Local Interpretable Model-agnostic Explanations


Given the original represntation of an instance being explained \(x\) (the image), we can generate a binary vector \(x'\) for its interpretable representation. In this case, \(x'\) is an one vector of the length of number of superpixels. A perturbed sample \(z'\) is a binary vector which is sampled from $x'$ randomly under the uniform distribution. Then a fake image \(z\) with less superpixels is generated.

To choose the best explanation, it must reduce the cost between the true model and approximate function, and the complexity penalty of approximate function.

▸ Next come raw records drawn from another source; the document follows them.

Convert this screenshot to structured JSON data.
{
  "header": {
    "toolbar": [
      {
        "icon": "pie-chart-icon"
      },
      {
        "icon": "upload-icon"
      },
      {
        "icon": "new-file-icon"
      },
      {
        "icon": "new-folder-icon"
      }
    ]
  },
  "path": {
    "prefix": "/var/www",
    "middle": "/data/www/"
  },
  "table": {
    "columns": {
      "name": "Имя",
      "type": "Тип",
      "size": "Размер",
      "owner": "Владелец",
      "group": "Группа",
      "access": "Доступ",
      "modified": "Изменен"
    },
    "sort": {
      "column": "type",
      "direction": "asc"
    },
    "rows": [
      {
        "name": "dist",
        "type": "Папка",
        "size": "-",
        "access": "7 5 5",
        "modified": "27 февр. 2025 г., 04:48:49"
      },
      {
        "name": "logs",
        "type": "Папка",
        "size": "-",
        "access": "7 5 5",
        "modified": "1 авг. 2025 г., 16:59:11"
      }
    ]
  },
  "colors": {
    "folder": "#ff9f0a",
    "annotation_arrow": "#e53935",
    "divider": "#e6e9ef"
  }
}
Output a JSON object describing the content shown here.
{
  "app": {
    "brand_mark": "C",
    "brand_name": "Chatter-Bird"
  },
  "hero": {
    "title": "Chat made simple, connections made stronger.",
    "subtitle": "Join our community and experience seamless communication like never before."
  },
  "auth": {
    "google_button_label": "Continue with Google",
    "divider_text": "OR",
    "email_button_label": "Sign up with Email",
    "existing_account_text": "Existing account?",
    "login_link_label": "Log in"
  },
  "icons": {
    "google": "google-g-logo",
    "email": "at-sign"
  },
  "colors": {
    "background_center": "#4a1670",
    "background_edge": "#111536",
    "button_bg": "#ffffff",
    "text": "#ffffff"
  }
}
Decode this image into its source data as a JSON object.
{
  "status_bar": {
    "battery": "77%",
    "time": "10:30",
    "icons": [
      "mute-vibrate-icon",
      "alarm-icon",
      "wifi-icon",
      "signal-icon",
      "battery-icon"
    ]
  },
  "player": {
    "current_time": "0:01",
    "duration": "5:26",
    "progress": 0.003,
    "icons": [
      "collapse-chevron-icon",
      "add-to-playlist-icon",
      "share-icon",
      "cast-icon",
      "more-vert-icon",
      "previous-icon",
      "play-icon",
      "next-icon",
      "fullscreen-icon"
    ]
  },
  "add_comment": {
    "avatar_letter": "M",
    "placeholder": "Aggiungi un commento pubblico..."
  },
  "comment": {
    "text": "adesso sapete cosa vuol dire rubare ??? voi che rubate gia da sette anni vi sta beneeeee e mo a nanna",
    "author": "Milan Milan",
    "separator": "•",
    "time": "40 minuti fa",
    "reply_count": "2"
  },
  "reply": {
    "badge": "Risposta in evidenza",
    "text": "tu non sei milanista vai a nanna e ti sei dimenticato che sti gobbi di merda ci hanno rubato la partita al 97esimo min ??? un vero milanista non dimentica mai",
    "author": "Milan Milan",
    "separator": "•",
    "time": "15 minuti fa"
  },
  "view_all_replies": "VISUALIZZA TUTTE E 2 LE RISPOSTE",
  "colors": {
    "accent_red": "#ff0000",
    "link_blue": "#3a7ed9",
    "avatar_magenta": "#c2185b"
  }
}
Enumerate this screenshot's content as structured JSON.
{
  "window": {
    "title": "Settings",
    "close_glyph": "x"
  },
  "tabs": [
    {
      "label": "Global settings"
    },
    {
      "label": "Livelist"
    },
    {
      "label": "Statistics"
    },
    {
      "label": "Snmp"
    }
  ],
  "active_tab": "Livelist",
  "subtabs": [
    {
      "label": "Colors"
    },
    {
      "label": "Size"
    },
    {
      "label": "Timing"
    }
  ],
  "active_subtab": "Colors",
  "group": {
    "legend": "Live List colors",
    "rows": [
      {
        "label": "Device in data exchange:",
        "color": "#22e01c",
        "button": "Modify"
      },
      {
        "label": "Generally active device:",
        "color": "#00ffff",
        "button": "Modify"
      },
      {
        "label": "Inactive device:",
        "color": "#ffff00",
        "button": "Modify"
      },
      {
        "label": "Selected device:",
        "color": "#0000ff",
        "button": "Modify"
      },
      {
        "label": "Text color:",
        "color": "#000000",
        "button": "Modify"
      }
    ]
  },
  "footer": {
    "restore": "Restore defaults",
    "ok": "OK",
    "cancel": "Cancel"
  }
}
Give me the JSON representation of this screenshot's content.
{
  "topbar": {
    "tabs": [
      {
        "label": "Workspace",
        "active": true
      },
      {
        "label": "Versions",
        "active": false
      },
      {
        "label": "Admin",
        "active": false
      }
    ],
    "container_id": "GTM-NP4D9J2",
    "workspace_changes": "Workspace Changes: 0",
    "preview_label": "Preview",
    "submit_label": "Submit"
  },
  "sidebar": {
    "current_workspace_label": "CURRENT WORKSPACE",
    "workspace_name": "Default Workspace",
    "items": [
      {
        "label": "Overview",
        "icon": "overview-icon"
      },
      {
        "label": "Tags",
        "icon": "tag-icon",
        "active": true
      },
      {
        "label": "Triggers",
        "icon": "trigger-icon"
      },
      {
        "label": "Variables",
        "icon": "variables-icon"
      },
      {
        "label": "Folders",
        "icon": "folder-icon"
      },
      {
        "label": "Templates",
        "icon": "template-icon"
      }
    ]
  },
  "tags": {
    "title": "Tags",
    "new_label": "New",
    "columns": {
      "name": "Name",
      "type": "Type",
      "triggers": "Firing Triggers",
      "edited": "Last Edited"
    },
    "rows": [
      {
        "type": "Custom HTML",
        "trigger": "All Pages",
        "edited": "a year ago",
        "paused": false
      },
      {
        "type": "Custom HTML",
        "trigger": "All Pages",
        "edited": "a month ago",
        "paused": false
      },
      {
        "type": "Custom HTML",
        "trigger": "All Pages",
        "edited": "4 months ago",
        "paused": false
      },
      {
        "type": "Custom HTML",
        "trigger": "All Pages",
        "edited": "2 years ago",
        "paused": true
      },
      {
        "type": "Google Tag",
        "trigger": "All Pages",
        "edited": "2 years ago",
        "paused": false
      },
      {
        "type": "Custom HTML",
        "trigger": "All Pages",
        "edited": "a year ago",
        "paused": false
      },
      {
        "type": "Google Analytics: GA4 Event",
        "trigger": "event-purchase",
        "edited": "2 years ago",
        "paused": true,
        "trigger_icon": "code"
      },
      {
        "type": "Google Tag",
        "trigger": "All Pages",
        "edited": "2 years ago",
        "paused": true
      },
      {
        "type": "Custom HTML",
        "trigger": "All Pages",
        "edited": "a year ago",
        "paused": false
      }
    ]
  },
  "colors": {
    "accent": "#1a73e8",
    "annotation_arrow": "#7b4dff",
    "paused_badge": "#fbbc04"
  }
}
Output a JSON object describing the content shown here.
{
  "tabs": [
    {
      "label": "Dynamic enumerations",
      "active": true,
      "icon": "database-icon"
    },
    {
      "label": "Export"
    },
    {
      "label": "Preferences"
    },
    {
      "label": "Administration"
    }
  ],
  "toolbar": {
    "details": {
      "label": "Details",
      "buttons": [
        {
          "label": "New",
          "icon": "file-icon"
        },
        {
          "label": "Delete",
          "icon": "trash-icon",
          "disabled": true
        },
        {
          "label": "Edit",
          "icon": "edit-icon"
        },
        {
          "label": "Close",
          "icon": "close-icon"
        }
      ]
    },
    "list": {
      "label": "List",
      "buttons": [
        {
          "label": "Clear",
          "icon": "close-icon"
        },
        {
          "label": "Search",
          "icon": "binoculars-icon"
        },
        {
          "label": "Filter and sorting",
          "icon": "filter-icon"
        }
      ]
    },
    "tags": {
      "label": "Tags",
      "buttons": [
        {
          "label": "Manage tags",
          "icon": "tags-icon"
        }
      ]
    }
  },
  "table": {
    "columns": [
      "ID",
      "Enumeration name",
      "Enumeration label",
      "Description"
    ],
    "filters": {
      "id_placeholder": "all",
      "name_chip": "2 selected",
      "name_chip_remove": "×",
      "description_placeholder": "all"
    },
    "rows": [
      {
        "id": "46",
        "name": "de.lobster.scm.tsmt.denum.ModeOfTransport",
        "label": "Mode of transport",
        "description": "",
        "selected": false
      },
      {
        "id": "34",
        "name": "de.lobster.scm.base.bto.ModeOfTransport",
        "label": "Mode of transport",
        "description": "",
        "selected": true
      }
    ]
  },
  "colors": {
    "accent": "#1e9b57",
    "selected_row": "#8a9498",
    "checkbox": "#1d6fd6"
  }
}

$$\xi(x) = \arg\min_{g\in G}\underbrace{\mathcal{L}(f,g,\pi_x)}_{\text{cost}}+\underbrace{\Omega(g)}_{\text{complexity}}$$

where

$$ \begin{align*} \mathcal{L}(f,g,\pi_x) &= \sum_{z,z'\in\mathcal{Z}}\pi_x(z)(f(z)-g(z'))^2 \\ g(z') &= w_g\cdot z'\\ \Omega(g) &= \infty\mathcal{1}[\|w_g\|_0\gt K] \\ \pi_x(z)&= e^{-\frac{1}{\sigma^2}\|x-z\|^2_2} \end{align*} $$

where \(f(x)\) is the neural network model which predicts the probability of \(x\) belonging to a certain class, \(g\) an interpretable model, \(\pi_x(z)\) the proximity measure between an instance \(z\)(fake image) to \(x\)(real image), \(\mathcal{L}\) the fidelity function and \(\Omega\) the complexity measure (restricting the number of superpixels used to explain the label).

\(\mathcal{L}(f,g,\pi_x)\) measures how unfaithful \(g\) is approximating \(f\) in the locality defined by \(\pi_x\). If this term is small, it represents \(g\) faithfully approximates \(f\).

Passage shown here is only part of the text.